Spark 3.5: Support executor cache locality #9563

aokolnychyi · 2024-01-26T20:39:23Z

This PR adds an ability to enable executor cache locality. The new SQL property is off by default as it does not make sense in all cases and may introduce unnecessary task waits. When enabled and there are deletes, this logic will try to co-locate tasks for one partition to the same executors to increase the probability of the cache reuse.

advancedxy · 2024-02-01T14:55:23Z

spark/v3.5/spark/src/main/java/org/apache/iceberg/spark/source/SparkPlanningUtil.java

+  }
+
+  private static boolean isPartitioned(PartitionScanTask task) {
+    return task.partition() != null && task.partition().size() > 0;


how about checks task.spec().isPartitioned() instead? Otherwise, VoidTransform in V1 table is not handled in the above code.

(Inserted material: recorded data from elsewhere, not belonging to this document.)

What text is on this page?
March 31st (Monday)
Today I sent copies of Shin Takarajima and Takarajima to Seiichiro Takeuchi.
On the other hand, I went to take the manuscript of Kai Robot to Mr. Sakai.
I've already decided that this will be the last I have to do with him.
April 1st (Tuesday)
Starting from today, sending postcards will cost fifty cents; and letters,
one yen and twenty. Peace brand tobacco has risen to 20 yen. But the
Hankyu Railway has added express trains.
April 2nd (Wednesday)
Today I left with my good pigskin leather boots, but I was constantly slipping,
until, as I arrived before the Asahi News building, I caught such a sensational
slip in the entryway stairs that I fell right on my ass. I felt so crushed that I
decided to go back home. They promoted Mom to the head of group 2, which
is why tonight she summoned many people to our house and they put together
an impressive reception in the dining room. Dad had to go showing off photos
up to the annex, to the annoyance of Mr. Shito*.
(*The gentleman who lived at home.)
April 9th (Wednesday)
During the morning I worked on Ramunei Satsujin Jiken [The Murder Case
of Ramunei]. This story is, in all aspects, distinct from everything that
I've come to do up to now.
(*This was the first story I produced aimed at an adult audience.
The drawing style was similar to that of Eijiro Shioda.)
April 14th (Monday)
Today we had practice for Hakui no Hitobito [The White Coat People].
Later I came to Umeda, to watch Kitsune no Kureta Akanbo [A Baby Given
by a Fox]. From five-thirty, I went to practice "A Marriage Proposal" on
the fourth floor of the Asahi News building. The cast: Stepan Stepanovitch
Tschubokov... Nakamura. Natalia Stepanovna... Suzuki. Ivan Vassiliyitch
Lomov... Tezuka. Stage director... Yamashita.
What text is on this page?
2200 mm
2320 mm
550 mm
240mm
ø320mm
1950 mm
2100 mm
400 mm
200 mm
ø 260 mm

That's what I started with but task.spec() may be quite expensive.

@Override public PartitionSpec spec() { if (spec == null) { synchronized (this) { if (spec == null) { this.spec = PartitionSpecParser.fromJson(schema(), specString); } } } return spec; }

Even though there is a cache in PartitionSpecParser, we need to do to a lookup by the spec json. I don't think void transforms will be an issue as we check for presence of deletes and V1 tables can't have them.

That's what I started with but task.spec() may be quite expensive.

I think we already called specs() in SparkPartitioningAwareScan to preserve data grouping. If it's quite expensive to call task.spec(), it would be better that we can reduce this overhead.

First thing came out of my mind: how about add a int specId() method in the PartitionScanTask interface? The specId should be easier to store and retrieve. In the driver side, we can leverage table.specs() to retrieve the actual spec.

I don't think void transforms will be an issue as we check for presence of deletes and V1 tables can't have them.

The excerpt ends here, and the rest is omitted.